Greece – a debt for equity swap

Allegedly, Greece has 240 billion euro of government debt of which 160 billion euro to France and Germany (FT 1, FT 2). Basically, the current discussions involve a restructuring of the Greek economy without granting any debt relief. Latter is unacceptable to the Greeks. Debt relief for Greece, however, requires trust from its creditors which is probably remote to zero right now. A bankruptcy of a company would normally imply that a court rules that a company is insolvent and must cease its activities. Technically such a company goes into limbo until new money would flow in to pay off the creditors. A bankruptcy of a country results into a more complicated situation.

Debt relief without (future) trust is hard to negotiate – perhaps even impossible. There’s another scenario: a debt for equity swap. In such a scenario the creditors become shareholders – or owners. Greece is not (yet) a company that issues shares that can be bought but technically it’s conceivable. The real equity of Greece is its land – or islands. A 240 billion euro debt for equity swap would probably result into Greek islands changing nationality. It is unclear to me whether there are enough Greek islands for that purpose and if the Greek mainland could remain Greek.

A debt for equity solution would most likely still involve a third Greek bailout of 30-50 billion Euro as Greece appears to be a structural bleeder (cash out always exceeds cash in). It’s hard to imagine that any new funding would not be asset-backed which implies that Greek territory (e.g., remaining islands, mainland) is pledged to its creditors. This would be the ultimate consequence for an unreliable debtor. From a geo-political and military view, a debt for equity solution would prevent Russia from further aggression and expansion around the Black Sea (see my June 6 blog).

Alternatively, Greek islands could be auctioned for sale and the proceeds could be used for Greek debt relief. Only countries may have the amounts of cash required for such bidding. A silent debt for equity swap should provide better results.

The Greek counter proposal wants it all: full debt relief, additional new (30-50 billion euro) loans and no serious restructuring of their economy. Most bankers would refuse to continue funding after having agreed to a haircut (a.k.a. write-off) on their outstanding loans. Moreover, it’s unimaginable that any EU leader would survive the consequences of this Greek proposal in their next elections.

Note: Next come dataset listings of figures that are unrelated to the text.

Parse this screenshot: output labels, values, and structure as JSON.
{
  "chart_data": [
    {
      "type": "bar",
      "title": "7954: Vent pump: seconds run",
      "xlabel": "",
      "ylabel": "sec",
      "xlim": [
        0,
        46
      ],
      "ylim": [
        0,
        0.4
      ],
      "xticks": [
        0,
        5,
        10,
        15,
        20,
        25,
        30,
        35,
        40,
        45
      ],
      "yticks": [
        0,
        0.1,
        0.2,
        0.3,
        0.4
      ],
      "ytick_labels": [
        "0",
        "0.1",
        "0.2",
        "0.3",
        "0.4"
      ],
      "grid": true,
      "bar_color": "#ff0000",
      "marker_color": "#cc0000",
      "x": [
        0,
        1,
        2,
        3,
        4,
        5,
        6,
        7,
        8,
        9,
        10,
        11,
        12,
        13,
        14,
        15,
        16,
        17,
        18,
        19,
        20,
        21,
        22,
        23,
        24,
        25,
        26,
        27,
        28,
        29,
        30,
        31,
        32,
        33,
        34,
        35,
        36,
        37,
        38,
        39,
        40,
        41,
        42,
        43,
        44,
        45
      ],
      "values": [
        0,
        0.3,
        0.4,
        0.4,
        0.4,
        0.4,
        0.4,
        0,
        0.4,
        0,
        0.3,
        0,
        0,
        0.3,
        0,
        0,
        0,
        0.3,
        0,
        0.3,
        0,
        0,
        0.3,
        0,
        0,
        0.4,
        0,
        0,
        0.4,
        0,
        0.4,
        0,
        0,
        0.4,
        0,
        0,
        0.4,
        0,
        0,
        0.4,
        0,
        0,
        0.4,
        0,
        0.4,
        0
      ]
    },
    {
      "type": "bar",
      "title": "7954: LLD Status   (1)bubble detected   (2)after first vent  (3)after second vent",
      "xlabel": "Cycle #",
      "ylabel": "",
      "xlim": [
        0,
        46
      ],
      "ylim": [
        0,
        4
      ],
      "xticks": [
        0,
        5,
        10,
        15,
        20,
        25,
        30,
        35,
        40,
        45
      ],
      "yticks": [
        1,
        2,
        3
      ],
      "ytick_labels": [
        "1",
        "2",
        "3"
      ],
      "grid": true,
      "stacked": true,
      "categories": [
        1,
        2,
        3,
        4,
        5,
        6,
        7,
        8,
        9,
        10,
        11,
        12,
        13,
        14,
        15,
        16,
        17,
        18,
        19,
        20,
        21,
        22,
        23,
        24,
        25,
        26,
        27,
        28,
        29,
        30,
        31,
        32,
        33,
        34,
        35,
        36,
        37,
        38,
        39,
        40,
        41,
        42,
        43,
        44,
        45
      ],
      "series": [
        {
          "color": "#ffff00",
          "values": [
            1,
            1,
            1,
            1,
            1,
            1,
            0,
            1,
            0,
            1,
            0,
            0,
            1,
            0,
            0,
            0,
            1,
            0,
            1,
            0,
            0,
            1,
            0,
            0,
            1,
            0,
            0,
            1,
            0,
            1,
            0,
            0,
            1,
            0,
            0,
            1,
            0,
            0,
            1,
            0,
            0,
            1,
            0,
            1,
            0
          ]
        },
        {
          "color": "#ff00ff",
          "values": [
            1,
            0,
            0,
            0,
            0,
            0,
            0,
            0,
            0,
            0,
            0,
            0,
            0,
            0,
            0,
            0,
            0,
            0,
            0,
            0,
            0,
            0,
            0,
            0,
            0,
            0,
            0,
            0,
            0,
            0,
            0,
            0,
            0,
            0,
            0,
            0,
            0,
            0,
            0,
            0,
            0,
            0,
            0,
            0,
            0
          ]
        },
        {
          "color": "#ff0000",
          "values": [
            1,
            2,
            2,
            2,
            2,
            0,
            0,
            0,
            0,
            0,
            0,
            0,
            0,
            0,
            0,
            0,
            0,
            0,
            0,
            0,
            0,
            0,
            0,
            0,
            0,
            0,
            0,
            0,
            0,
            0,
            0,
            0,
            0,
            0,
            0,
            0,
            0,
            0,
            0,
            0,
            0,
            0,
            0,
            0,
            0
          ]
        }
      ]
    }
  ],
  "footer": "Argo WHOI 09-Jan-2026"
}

Perhaps the existing 240 billion Euro loans are already asset-backed but the refusal of creditors to even discuss debt relief makes me skeptic. The forthcoming Greek debt restructuring will become a major lessons learned. The element of political risk in country credit risk rating will need to be reviewed. Asset-backed government borrowings may become the way forward for certain countries.

The current Greek debt situation was caused by both debtor and creditors. Creditors were too eager to lend and the debtor was too eager to borrow. Either both parties underestimated country credit risk or it was a fraud / scam of amazing proportions. Or both.

The Greek situation must be resolved. Any agreement must involve debt relief and a sustainable economy that does not require eternal external funding. The only way forward would be a debt for equity swap, including additional funding, and based on a sustainable future business model.